Investasi Besar di Sektor Semikonduktor dan AI

Investasi di sektor semikonduktor dan AI di Asia Tenggara terus meningkat. Malaysia, misalnya, menargetkan investasi setidaknya 500 miliar ringgit (sekitar USD107 miliar) untuk pengembangan industri semikonduktornya.

Selain itu, perusahaan seperti Nvidia telah mengumumkan rencana investasi triliunan rupiah untuk membangun pabrik semikonduktor di Vietnam.

Dampak Positif bagi Ekonomi Regional

Strategi 'friendshoring' dan peningkatan investasi di sektor teknologi telah membawa dampak positif bagi ekonomi negara-negara di Asia Tenggara. Peningkatan lapangan kerja, transfer teknologi, dan pertumbuhan ekonomi yang signifikan menjadi beberapa manfaat yang dirasakan. Menurut Microsoft News, AI memiliki potensi untuk menyumbang hampir $1 triliun terhadap Produk Domestik Bruto (PDB) Asia Tenggara pada tahun 2030, dengan Indonesia diproyeksikan menyumbang $366 miliar dari jumlah tersebut.

Tantangan yang Dihadapi

Meskipun demikian, ada beberapa tantangan yang perlu diatasi, seperti kebutuhan akan pengembangan sumber daya manusia yang kompeten di bidang teknologi, peningkatan infrastruktur digital, dan penyesuaian regulasi yang mendukung pertumbuhan industri AI. Selain itu, persaingan dengan negara-negara lain dalam menarik investasi juga menjadi tantangan tersendiri.

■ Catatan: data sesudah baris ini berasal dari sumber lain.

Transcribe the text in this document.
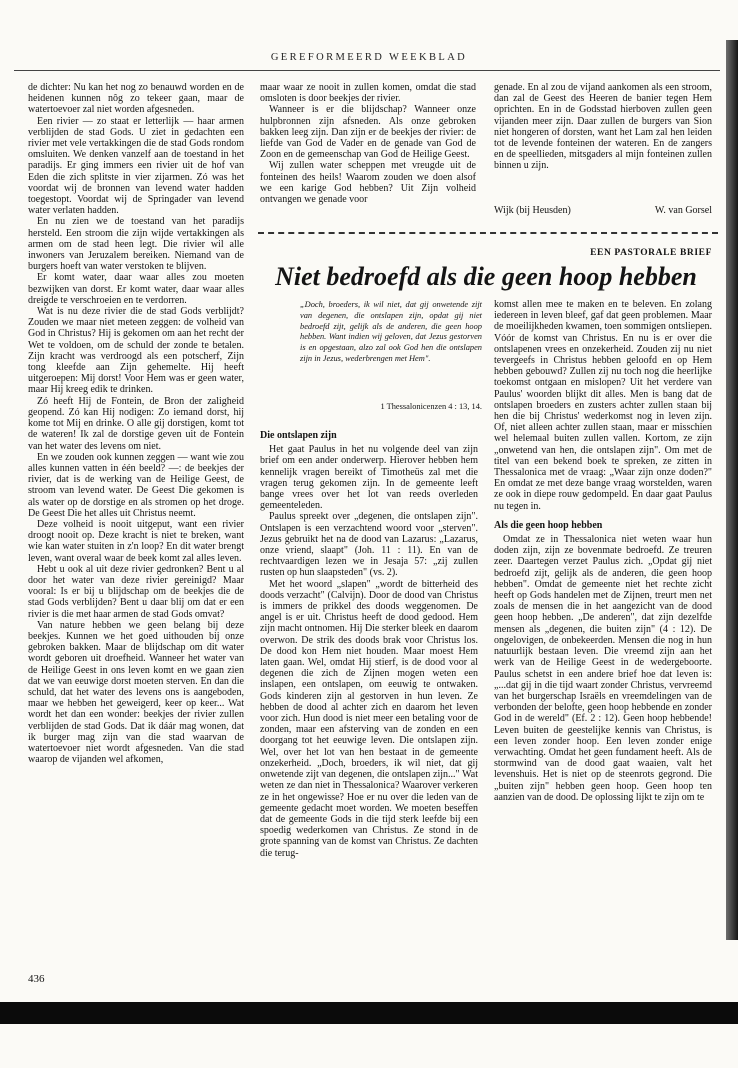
GEREFORMEERD WEEKBLAD

de dichter: Nu kan het nog zo benauwd worden en de heidenen kunnen nôg zo tekeer gaan, maar de watertoevoer zal niet worden afgesneden.

Een rivier — zo staat er letterlijk — haar armen verblijden de stad Gods. U ziet in gedachten een rivier met vele vertakkingen die de stad Gods rondom omsluiten. We denken vanzelf aan de toestand in het paradijs. Er ging immers een rivier uit de hof van Eden die zich splitste in vier zijarmen. Zó was het voordat wij de bronnen van levend water hadden toegestopt. Voordat wij de Springader van levend water verlaten hadden.

En nu zien we de toestand van het paradijs hersteld. Een stroom die zijn wijde vertakkingen als armen om de stad heen legt. Die rivier wil alle inwoners van Jeruzalem bereiken. Niemand van de burgers hoeft van water verstoken te blijven.

Er komt water, daar waar alles zou moeten bezwijken van dorst. Er komt water, daar waar alles dreigde te verschroeien en te verdorren.

Wat is nu deze rivier die de stad Gods verblijdt? Zouden we maar niet meteen zeggen: de volheid van God in Christus? Hij is gekomen om aan het recht der Wet te voldoen, om de schuld der zonde te betalen. Zijn kracht was verdroogd als een potscherf, Zijn tong kleefde aan Zijn gehemelte. Hij heeft uitgeroepen: Mij dorst! Voor Hem was er geen water, maar Hij kreeg edik te drinken.

Zó heeft Hij de Fontein, de Bron der zaligheid geopend. Zó kan Hij nodigen: Zo iemand dorst, hij kome tot Mij en drinke. O alle gij dorstigen, komt tot de wateren! Ik zal de dorstige geven uit de Fontein van het water des levens om niet.

En we zouden ook kunnen zeggen — want wie zou alles kunnen vatten in één beeld? —: de beekjes der rivier, dat is de werking van de Heilige Geest, de stroom van levend water. De Geest Die gekomen is als water op de dorstige en als stromen op het droge. De Geest Die het alles uit Christus neemt.

Deze volheid is nooit uitgeput, want een rivier droogt nooit op. Deze kracht is niet te breken, want wie kan water stuiten in z'n loop? En dit water brengt leven, want overal waar de beek komt zal alles leven.

Hebt u ook al uit deze rivier gedronken? Bent u al door het water van deze rivier gereinigd? Maar vooral: Is er bij u blijdschap om de beekjes die de stad Gods verblijden? Bent u daar blij om dat er een rivier is die met haar armen de stad Gods omvat?

Van nature hebben we geen belang bij deze beekjes. Kunnen we het goed uithouden bij onze gebroken bakken. Maar de blijdschap om dit water wordt geboren uit droefheid. Wanneer het water van de Heilige Geest in ons leven komt en we gaan zien dat we van eeuwige dorst moeten sterven. En dan die schuld, dat het water des levens ons is aangeboden, maar we hebben het geweigerd, keer op keer... Wat wordt het dan een wonder: beekjes der rivier zullen verblijden de stad Gods. Dat ik dáár mag wonen, dat ik burger mag zijn van die stad waarvan de watertoevoer niet wordt afgesneden. Van die stad waarop de vijanden wel afkomen,

maar waar ze nooit in zullen komen, omdat die stad omsloten is door beekjes der rivier.

Wanneer is er die blijdschap? Wanneer onze hulpbronnen zijn afsneden. Als onze gebroken bakken leeg zijn. Dan zijn er de beekjes der rivier: de liefde van God de Vader en de genade van God de Zoon en de gemeenschap van God de Heilige Geest.

Wij zullen water scheppen met vreugde uit de fonteinen des heils! Waarom zouden we doen alsof we een karige God hebben? Uit Zijn volheid ontvangen we genade voor

genade. En al zou de vijand aankomen als een stroom, dan zal de Geest des Heeren de banier tegen Hem oprichten. En in de Godsstad hierboven zullen geen vijanden meer zijn. Daar zullen de burgers van Sion niet hongeren of dorsten, want het Lam zal hen leiden tot de levende fonteinen der wateren. En de zangers en de speellieden, mitsgaders al mijn fonteinen zullen binnen u zijn.

Wijk (bij Heusden)	W. van Gorsel
EEN PASTORALE BRIEF
Niet bedroefd als die geen hoop hebben
„Doch, broeders, ik wil niet, dat gij onwetende zijt van degenen, die ontslapen zijn, opdat gij niet bedroefd zijt, gelijk als de anderen, die geen hoop hebben. Want indien wij geloven, dat Jezus gestorven is en opgestaan, alzo zal ook God hen die ontslapen zijn in Jezus, wederbrengen met Hem".
1 Thessalonicenzen 4 : 13, 14.
Die ontslapen zijn

Het gaat Paulus in het nu volgende deel van zijn brief om een ander onderwerp. Hierover hebben hem kennelijk vragen bereikt of Timotheüs zal met die vragen terug gekomen zijn. In de gemeente leeft bange vrees over het lot van reeds overleden gemeenteleden.

Paulus spreekt over „degenen, die ontslapen zijn". Ontslapen is een verzachtend woord voor „sterven". Jezus gebruikt het na de dood van Lazarus: „Lazarus, onze vriend, slaapt" (Joh. 11 : 11). En van de rechtvaardigen lezen we in Jesaja 57: „zij zullen rusten op hun slaapsteden" (vs. 2).

Met het woord „slapen" „wordt de bitterheid des doods verzacht" (Calvijn). Door de dood van Christus is immers de prikkel des doods weggenomen. De angel is er uit. Christus heeft de dood gedood. Hem zijn macht ontnomen. Hij Die sterker bleek en daarom overwon. De strik des doods brak voor Christus los. De dood kon Hem niet houden. Maar moest Hem laten gaan. Wel, omdat Hij stierf, is de dood voor al degenen die zich de Zijnen mogen weten een inslapen, een ontslapen, om eeuwig te ontwaken. Gods kinderen zijn al gestorven in hun leven. Ze hebben de dood al achter zich en daarom het leven voor zich. Hun dood is niet meer een betaling voor de zonden, maar een afsterving van de zonden en een doorgang tot het eeuwige leven. Die ontslapen zijn. Wel, over het lot van hen bestaat in de gemeente onzekerheid. „Doch, broeders, ik wil niet, dat gij onwetende zijt van degenen, die ontslapen zijn..." Wat weten ze dan niet in Thessalonica? Waarover verkeren ze in het ongewisse? Hoe er nu over die leden van de gemeente gedacht moet worden. We moeten beseffen dat de gemeente Gods in die tijd sterk leefde bij een spoedig wederkomen van Christus. Ze stond in de grote spanning van de komst van Christus. Ze dachten die terug-

komst allen mee te maken en te beleven. En zolang iedereen in leven bleef, gaf dat geen problemen. Maar de moeilijkheden kwamen, toen sommigen ontsliepen. Vóór de komst van Christus. En nu is er over die ontslapenen vrees en onzekerheid. Zouden zij nu niet tevergeefs in Christus hebben geloofd en op Hem hebben gebouwd? Zullen zij nu toch nog die heerlijke toekomst ontgaan en mislopen? Uit het verdere van Paulus' woorden blijkt dit alles. Men is bang dat de ontslapen broeders en zusters achter zullen staan bij hen die bij Christus' wederkomst nog in leven zijn. Of, niet alleen achter zullen staan, maar er misschien wel helemaal buiten zullen vallen. Kortom, ze zijn „onwetend van hen, die ontslapen zijn". Om met de titel van een bekend boek te spreken, ze zitten in Thessalonica met de vraag: „Waar zijn onze doden?" En omdat ze met deze bange vraag worstelden, waren ze ook in diepe rouw gedompeld. En daar gaat Paulus nu tegen in.

Als die geen hoop hebben

Omdat ze in Thessalonica niet weten waar hun doden zijn, zijn ze bovenmate bedroefd. Ze treuren zeer. Daartegen verzet Paulus zich. „Opdat gij niet bedroefd zijt, gelijk als de anderen, die geen hoop hebben". Omdat de gemeente niet het rechte zicht heeft op Gods handelen met de Zijnen, treurt men net zoals de mensen die in het aangezicht van de dood geen hoop hebben. „De anderen", dat zijn dezelfde mensen als „degenen, die buiten zijn" (4 : 12). De ongelovigen, de onbekeerden. Mensen die nog in hun natuurlijk bestaan leven. Die vreemd zijn aan het werk van de Heilige Geest in de wedergeboorte. Paulus schetst in een andere brief hoe dat leven is: „...dat gij in die tijd waart zonder Christus, vervreemd van het burgerschap Israëls en vreemdelingen van de verbonden der belofte, geen hoop hebbende en zonder God in de wereld" (Ef. 2 : 12). Geen hoop hebbende! Leven buiten de geestelijke kennis van Christus, is een leven zonder hoop. Een leven zonder enige verwachting. Omdat het geen fundament heeft. Als de stormwind van de dood gaat waaien, valt het levenshuis. Het is niet op de steenrots gegrond. Die „buiten zijn" hebben geen hoop. Geen hoop ten aanzien van de dood. De oplossing lijkt te zijn om te

436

'Friendshoring' telah menjadikan Asia Tenggara sebagai pusat baru dalam revolusi AI. Dengan investasi yang terus meningkat dan dukungan kebijakan yang tepat, kawasan ini berpotensi menjadi pemain utama dalam industri teknologi global. Namun, diperlukan upaya bersama untuk mengatasi tantangan yang ada dan memastikan pertumbuhan yang berkelanjutan.